They all agree pandemic aid is warranted, but the question is how big and how quickly.

  • Feb. 8, 2021Updated 5:43 p.m. ET
Credit…Mandel Ngan/Agence France-Presse — Getty Images

A fierce debate is underway among centrist and left-leaning economists, taking place in newspaper op-eds, heated exchanges on Twitter, and even at the White House lectern. Unlike most internecine battles within a narrow intellectual tribe, this one will shape the future of the American economy and the political fortunes of the Biden administration.

The core question is whether the administration’s $1.9 trillion pandemic rescue plan is too big. Is action on that scale needed to contain the economic damage from the coronavirus and get the economy quickly on track to full health? Or is it far too big relative to the hole the economy’s in, thus setting the stage for a burst of inflation followed by a potential recession, as leading center-left economists including Larry Summers (the former Treasury secretary) and Olivier Blanchard (a former chief economist at the International Monetary Fund) have argued in recent days?

This clash of ideas is taking place at a crucial moment. With the Senate at a 50-50 partisan divide, a single Democratic senator who finds the arguments of Mr. Summers and Mr. Blanchard persuasive could require President Biden to trim his ambitions, with far-reaching consequences for his presidency and the economy.

The substance of the debate touches on important macroeconomic concepts like economic speed limits, the risks of deficits and the origins of inflation. But it is impossible to separate the substance from the personal history of those involved.

It has created stark divides among economic policy thinkers who for the most part know one another, have worked together in government, have spoken at the same think tank events, and share mostly similar political views.

Hanging over it all is the legacy of the Clinton-era Democratic policy establishment, and a continuing debate about past policy decisions.

President Biden’s pandemic aid plan includes direct spending for Covid testing and vaccine rollout, expanded unemployment insurance, money for schools and child care, and $1,400 payments to most Americans. It comes on the heels of a $900 billion bipartisan pandemic aid act enacted in December.

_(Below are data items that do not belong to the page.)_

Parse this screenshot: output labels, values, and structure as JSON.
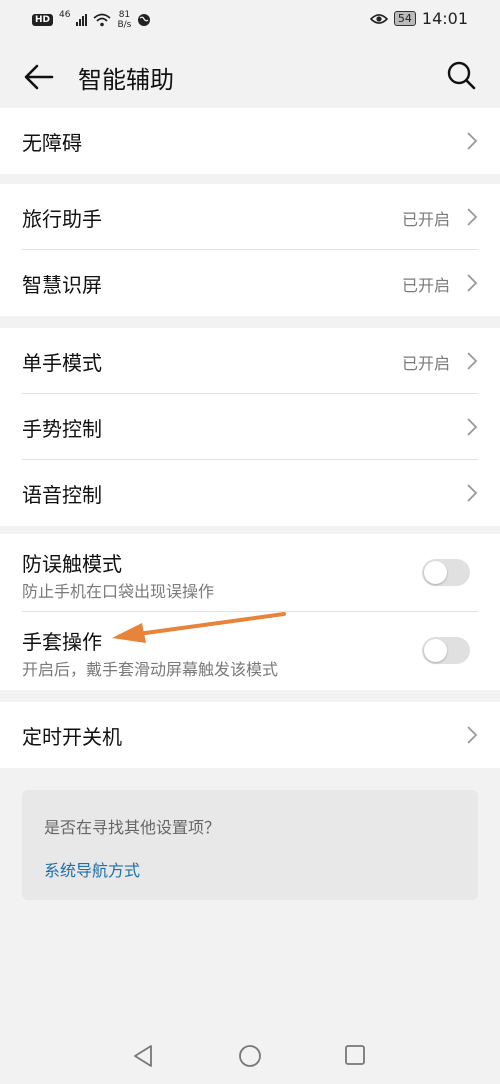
{
  "status_bar": {
    "hd": "HD",
    "network": "46",
    "speed_value": "81",
    "speed_unit": "B/s",
    "battery": "54",
    "time": "14:01"
  },
  "appbar": {
    "title": "智能辅助"
  },
  "groups": [
    {
      "items": [
        {
          "label": "无障碍",
          "status": ""
        }
      ]
    },
    {
      "items": [
        {
          "label": "旅行助手",
          "status": "已开启"
        },
        {
          "label": "智慧识屏",
          "status": "已开启"
        }
      ]
    },
    {
      "items": [
        {
          "label": "单手模式",
          "status": "已开启"
        },
        {
          "label": "手势控制",
          "status": ""
        },
        {
          "label": "语音控制",
          "status": ""
        }
      ]
    },
    {
      "items": [
        {
          "label": "防误触模式",
          "sub": "防止手机在口袋出现误操作",
          "toggle": false
        },
        {
          "label": "手套操作",
          "sub": "开启后，戴手套滑动屏幕触发该模式",
          "toggle": false
        }
      ]
    },
    {
      "items": [
        {
          "label": "定时开关机",
          "status": ""
        }
      ]
    }
  ],
  "hint": {
    "question": "是否在寻找其他设置项？",
    "link": "系统导航方式"
  },
  "colors": {
    "background": "#f2f2f2",
    "card": "#ffffff",
    "link": "#1f6fa8",
    "annotation_arrow": "#e8833a"
  }
}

For weeks, policy veterans have been fretting among themselves over the scale of Mr. Biden’s proposal, in private emails and text chains. Mr. Summers made those concerns public with an op-ed in The Washington Post last week. Mr. Blanchard has backed him on Twitter, as has Jason Furman to some degree, chairman of the Council of Economic Advisers under President Barack Obama.

As Mr. Summers wrote, it is a good idea to spend whatever it takes to contain the virus and enable the economy to recover quickly from its pandemic-induced downturn. Provisions that strengthen the safety net for those who are suffering are worthwhile.

The problem, he says, is that the plan’s total size reaches a scale that risks major future problems. In particular, the total money being proposed far exceeds most estimates of the “output gap.” (More on that below.) That implies that much of that spending will just slosh around the economy, causing prices to rise, potentially hindering the rest of Mr. Biden’s agenda and risking a new recession.

This isn’t a conventional argument between doctrinaire deficit hawks and doves, but something more subtle. In the past, Mr. Summers in particular has repeatedly called for larger budget deficits to help combat “secular stagnation,” in which major world economies are mired in slow growth, and he has supported large pandemic aid packages.

But Mr. Summers says any new spending package should pay out gradually over time and be devoted more substantially to long-term investments.

“There is nothing wrong with targeting $1.9 trillion, and I could support a much larger figure in total stimulus,” he wrote in a follow-up article. “But a substantial part of the program should be directed at promoting sustainable and inclusive economic growth for the remainder of the decade and beyond, not simply supporting incomes this year and next.”

Imagine a world in which the American economy is cranking at its full potential. Pretty much everyone who wants to work is able to find a job. Every factory is at its complete capacity. The output gap is, simply, how far away the economy is from that ideal state.

A traditional approach to fiscal stimulus has been to estimate the size of that gap, apply some adjustments to account for the way federal spending circulates through the economy, and use that arithmetic to decide how big a stimulus action ought to be.

In theory, if the government pumps too much money into the economy, it is trying to generate activity over and above potential output, which is impossible to sustain for long. Workers might put in overtime, and a factory might run extra hours for a while, but eventually the workers want a breather, and the machines need to shut down for maintenance. If there is more money floating around in the economy than there is supply of goods and services, the result won’t be increased prosperity, but rather higher prices as people bid up the things they want to buy.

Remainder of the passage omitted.